Two routes were checked for the preparation of 1,3‐dichloro‐[U‐14C]benzene 10. The action of CCL4 with 1,3‐dinitro‐[U‐14C]benzene at 280°C was entailed with explosions. A safer route started from [U‐14C]aniline via 2,4‐dichloro‐[ring U‐14C]acetanilide.

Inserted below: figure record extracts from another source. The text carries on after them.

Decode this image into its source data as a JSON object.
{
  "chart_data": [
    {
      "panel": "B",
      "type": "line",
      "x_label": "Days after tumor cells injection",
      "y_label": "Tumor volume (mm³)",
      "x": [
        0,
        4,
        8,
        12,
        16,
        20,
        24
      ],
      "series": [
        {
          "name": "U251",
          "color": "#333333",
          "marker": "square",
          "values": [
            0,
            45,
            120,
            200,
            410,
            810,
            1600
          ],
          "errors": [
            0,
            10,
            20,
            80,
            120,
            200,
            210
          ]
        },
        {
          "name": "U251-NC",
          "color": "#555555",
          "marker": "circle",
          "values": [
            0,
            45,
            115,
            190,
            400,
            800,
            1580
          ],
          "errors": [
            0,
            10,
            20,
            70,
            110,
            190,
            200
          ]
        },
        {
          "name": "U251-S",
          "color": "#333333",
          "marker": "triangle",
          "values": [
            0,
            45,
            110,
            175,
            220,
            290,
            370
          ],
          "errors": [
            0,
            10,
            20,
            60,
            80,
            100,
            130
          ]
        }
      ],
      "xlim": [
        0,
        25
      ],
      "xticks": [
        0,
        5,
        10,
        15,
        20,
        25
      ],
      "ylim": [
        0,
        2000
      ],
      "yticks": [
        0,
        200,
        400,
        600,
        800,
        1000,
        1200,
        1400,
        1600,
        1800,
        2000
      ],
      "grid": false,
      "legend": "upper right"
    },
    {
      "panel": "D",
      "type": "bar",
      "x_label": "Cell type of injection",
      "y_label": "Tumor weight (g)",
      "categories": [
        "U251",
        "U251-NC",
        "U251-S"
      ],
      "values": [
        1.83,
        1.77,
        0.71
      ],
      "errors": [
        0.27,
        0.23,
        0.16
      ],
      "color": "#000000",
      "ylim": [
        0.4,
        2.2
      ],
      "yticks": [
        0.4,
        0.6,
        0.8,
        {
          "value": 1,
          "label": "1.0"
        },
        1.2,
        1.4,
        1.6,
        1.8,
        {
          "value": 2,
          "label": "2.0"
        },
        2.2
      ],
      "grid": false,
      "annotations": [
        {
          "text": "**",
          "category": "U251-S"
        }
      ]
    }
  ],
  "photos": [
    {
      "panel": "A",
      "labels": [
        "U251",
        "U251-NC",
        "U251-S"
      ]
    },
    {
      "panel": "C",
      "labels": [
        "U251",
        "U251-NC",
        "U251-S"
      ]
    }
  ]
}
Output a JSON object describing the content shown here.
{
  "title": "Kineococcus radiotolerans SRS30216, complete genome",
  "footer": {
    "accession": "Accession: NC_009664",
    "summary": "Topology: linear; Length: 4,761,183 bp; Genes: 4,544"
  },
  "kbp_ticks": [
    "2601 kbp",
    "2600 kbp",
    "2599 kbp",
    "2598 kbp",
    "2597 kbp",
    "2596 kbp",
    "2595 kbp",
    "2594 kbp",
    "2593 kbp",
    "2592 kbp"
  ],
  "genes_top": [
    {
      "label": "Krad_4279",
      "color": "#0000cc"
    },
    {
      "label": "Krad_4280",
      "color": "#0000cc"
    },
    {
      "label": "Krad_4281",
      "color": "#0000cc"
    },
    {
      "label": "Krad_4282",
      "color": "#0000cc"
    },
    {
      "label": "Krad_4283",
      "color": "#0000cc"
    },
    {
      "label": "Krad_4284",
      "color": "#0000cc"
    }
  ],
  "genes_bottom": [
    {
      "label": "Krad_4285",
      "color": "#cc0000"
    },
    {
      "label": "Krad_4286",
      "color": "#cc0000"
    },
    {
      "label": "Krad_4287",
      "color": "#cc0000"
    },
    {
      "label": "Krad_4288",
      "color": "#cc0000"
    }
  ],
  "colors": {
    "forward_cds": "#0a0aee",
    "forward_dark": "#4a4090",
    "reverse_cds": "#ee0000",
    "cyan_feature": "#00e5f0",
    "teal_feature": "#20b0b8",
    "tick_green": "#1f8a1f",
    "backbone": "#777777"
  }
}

Friedel‐Crafts reaction of 10 with acetyl chloride gave rise in 52% yield to 2′,4′‐dichloro‐[ring U‐14C]acetophenone 16 which was brominated to 2‐bromo‐2′,4′‐dichloro‐[ring U‐14C]acetophenone 17;17 was condensed with 2,2‐(ethylenedioxy)ethylmagnesium bromide to compound 18; 18 was condensed with 1,2,4‐triazole to 5 then successively treated with HCl:water:dioxane and 2,2,2‐trifluoroethanol/HCl. Separation of the two diastereomers by medium pressure liquid chromatography. 7% overall radioactive yield from [U‐14C]aniline. Radiochemical purity 99%.